365日 あの頃ヒット曲ランキング 8月

【1972年8月】旅の宿/よしだたくろう 幸せの絶頂期にリリースしたヒット曲

[ 2011年8月7日 06:00 ]

 ★72年8月ランキング★
1 旅の宿/よしだたくろう
2 どうにもとまらない/山本リンダ
3 さよならをするために/ビリー・バンバン
4 芽ばえ/麻丘めぐみ
5 京のにわか雨/小柳ルミ子
6 ひまわりの小径/チェリッシュ
7 ひとりじゃないの/天地真理
8 あなただけでいい/沢田研二
9 赤色エレジー/あがた森魚
10 鉄橋をわたると涙がはじまる/石橋正次
注目せんせい/森昌子

【旅の宿/よしだたくろう】

 本人が好むと好まざるとにかかわらず、フォークソングの世界でカリスマ的存在になっていた、吉田拓郎(当時の表記は、よしだたくろう)が幸せの絶頂期に出した4枚目のシングル。オリコンチャートで5週連続1位となり、代表曲とされる「結婚しようよ」よりもレコード売り上げは多く、60万枚をセールスした。

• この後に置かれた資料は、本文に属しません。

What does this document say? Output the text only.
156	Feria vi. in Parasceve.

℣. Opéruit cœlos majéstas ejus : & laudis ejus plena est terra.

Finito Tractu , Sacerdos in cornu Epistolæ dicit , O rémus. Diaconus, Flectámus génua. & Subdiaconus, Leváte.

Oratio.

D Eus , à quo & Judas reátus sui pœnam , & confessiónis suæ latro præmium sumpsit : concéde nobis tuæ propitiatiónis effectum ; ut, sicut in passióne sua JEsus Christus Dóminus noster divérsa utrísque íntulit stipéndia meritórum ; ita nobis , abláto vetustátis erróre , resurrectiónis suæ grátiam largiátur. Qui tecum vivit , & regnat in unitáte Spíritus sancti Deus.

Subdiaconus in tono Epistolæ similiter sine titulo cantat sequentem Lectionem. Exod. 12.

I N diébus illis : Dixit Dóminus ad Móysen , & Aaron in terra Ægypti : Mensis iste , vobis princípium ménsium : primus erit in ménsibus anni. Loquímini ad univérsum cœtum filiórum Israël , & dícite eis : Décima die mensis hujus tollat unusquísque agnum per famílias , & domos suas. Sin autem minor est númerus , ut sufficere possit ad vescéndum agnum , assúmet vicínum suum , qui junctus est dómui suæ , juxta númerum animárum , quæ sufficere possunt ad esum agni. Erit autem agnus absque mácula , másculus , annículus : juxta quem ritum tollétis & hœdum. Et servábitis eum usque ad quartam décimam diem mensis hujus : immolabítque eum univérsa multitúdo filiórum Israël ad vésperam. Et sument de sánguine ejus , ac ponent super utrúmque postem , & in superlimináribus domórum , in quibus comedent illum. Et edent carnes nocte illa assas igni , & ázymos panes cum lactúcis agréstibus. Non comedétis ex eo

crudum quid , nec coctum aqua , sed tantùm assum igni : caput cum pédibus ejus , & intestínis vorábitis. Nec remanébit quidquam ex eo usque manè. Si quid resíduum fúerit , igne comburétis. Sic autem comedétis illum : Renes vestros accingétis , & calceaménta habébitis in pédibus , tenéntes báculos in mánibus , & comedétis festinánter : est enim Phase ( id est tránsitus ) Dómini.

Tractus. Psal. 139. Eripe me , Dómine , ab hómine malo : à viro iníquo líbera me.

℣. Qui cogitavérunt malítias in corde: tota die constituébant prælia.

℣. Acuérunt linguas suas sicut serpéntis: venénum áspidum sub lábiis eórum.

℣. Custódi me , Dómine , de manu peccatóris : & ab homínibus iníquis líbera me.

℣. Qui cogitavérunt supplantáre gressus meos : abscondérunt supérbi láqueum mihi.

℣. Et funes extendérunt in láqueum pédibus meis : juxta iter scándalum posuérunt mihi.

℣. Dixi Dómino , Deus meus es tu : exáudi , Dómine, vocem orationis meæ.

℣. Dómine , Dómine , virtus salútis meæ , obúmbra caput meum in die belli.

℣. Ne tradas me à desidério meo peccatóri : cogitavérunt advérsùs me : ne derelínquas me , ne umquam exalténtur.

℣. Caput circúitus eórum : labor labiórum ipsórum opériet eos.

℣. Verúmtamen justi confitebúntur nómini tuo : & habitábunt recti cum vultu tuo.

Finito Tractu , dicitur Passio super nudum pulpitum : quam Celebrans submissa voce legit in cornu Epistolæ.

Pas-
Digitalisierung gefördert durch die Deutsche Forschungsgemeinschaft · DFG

 幸せの絶頂というのは、レコード発売の6日前の6月25日、軽井沢で結婚式を挙げた。まさに「結婚しよう」を地で行くような式で、町の教会、音楽仲間を集めて、新郎の髪が肩まで伸びて…と歌の世界そのまま。ファンが500人以上集まり、マスコミも取材に訪れたことから、静かな避暑地は騒然とした。

 その直後に発売された「旅の宿」は夫婦、あるいは恋人同士がひなびた温泉に宿泊した1コマを描写したもの。作詞は拓郎ではなく、後に拓郎と組んで森進一の代表曲の1つ「襟裳岬」を手掛けた岡本おさみ。夫人との青森・蔦温泉への旅行を思い出して描いたものだった。ほのぼのとした雰囲気が拓郎ファン以外にも受け入れられたのがヒットの要員だった。

 ヒットチャートの1位を獲得したことで、若者に人気の拓郎に距離を置いていたNHKもにわかに注目。拓郎に歌番組への出演交渉を行った。

 当時のNHKは歌番組1本に出るのもオーディションが必要だった時代。拓郎はかつてそれに落とされた過去があった。それだけに屈折した感情をもっていたが、NHK側が三顧の礼をもって拓郎を迎え、異例中の異例の5曲を歌わせることにした。「1、2曲テレビで歌ったって、僕の歌は分かってもらえない」という拓郎の主張を受け入れての措置だった。

 交渉がもつれ出演拒否かとも報道されたが、72年12月に生放送の「歌謡グランドショー」に出演。歌った曲は「旅の宿」をはじめ「祭りのあと」や「春だったね」など6曲に。番組の視聴率は通常の1・5倍になったという。